Monday, May 12, 2008

What's This? iPod Air Next Month?

Suddenly there's a spurt of reports rumormongering that a 3G iPhone isn't the only bit of hardware His Steveness will drop from the sky.

There's talk of am iPod superTouch (ew), an iPlay, a MultiTouch Newton(!), and an unnamed tablet.

It's what I've been calling the iPod Air.

Look at this rumored screen spec:
The alleged device will be about 1.5 times the size of the iPhone and will sport a 720 x 480 display.

Do you know what 720 x 480 is?

HDTV.

Update/correction: Oops! Self-proclaimed HDTV Snob and general tech fiend Kevin Tofel points out my huge and embarrassing error. 720 x 480 is actually standard definition, not HDTV. I denounce myself for seeing just the 720 and immediately jumping to the eejit conclusion that was 720p, despite the fact right there in Big Bold Letters were the words Standard Display Resolutions! Just trust me on this one, the kind of TV I grew up with, we were lucky to get any resolution at all. At least the remainder of my argument isn't wrecked!

But wait, you object. The Asus EeePC and its cohorts came out with 800 x 480 resolution screens and some people complained about horizontal scrolling when using websites.

Yeah, that's true. But the Asus EeePC didn't have a MultiTouch screen with Safari's smart zoom capability. Safari has shown that screen resolution does not have to abide by the historical standards we have accepted. It -- Apple -- broke all those precedents.

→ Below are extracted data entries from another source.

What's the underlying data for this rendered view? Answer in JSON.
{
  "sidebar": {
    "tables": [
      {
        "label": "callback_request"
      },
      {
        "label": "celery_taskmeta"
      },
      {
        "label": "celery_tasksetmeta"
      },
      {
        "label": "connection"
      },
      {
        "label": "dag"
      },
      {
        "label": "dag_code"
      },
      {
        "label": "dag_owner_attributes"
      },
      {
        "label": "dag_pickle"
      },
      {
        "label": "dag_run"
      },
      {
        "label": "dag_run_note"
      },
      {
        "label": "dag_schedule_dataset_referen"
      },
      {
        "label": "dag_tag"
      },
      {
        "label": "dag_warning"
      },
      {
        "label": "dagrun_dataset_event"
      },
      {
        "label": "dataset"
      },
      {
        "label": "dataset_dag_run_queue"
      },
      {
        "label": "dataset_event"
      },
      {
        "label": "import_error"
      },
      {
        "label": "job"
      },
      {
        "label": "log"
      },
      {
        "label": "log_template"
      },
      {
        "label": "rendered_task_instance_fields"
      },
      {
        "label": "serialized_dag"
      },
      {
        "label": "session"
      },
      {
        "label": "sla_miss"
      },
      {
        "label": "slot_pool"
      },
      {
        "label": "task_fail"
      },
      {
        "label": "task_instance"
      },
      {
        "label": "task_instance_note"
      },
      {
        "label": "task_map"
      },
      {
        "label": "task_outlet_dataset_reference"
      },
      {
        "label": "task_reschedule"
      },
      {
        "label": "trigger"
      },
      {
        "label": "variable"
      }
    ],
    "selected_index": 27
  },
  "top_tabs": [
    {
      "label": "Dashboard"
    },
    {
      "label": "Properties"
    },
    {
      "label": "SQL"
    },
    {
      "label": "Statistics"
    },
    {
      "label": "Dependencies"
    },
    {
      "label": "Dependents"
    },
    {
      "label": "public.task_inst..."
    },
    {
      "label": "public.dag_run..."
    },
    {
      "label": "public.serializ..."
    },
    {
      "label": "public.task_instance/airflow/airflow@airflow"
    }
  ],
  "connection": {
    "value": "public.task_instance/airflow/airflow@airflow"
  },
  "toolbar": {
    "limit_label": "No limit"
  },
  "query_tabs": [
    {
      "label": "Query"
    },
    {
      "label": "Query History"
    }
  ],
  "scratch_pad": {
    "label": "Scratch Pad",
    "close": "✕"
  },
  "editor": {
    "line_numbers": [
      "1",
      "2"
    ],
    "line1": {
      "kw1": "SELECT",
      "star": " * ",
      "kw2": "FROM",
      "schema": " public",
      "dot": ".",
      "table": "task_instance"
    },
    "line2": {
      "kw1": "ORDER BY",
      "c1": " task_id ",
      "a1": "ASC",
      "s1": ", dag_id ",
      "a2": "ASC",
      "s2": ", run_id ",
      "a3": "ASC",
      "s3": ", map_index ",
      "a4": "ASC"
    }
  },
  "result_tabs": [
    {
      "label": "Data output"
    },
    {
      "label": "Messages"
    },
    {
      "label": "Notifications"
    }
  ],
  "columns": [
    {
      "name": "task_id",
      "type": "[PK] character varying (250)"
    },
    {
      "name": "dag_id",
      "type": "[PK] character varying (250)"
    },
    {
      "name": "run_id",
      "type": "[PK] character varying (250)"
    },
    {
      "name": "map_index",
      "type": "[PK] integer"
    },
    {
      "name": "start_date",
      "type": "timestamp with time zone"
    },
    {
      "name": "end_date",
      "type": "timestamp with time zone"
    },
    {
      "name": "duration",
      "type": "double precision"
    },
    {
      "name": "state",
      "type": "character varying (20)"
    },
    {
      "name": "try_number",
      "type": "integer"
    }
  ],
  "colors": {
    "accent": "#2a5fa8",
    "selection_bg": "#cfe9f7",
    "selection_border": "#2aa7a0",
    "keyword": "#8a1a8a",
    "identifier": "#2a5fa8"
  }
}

So, in fact, it would make perfect sense for an iPod Air (an iPod Deluxe? iPod Plus?) to have a screen that is specifically tailored for high-def video standards. For iPodish entertainment functions.

But there is still an important aspect of this possibility missing.


Sync.

I pointed out here that Apple might be giving us a glimpse of its future sync plans.

Sync has to be a crucial part of Apple's future strategy. It's the glue that binds everything together: desktop, notebooks, satellite devices, .Mac, and its iTunes Store and App Store.

Sync will matter greatly once the productivity apps for the iPod Touch and iPhone begin to flow out of the App Store this year. People will want to move data between their desktops, notebooks, and handheld. And their desktop and notebooks might not necessarily be OS X machines.

This makes sync even more important to Apple, because it will allow it to further encroach into Windows territory. Just as iTunes has the major share of desktop audio players on Windows machines, so too would a sync program supplant all the current strange and incompatible ways people move their data across devices.

So, an iPod Air announcement next month?

Maybe.

But there has to be a sync strategy to accompany it!

Another Update: To understand the importance and need for Apple to do sync, see this Gear Diary post: Playing Mediator Between iCal, Entourage, Exchange and iTunes. Nice coincidence, that showing up today.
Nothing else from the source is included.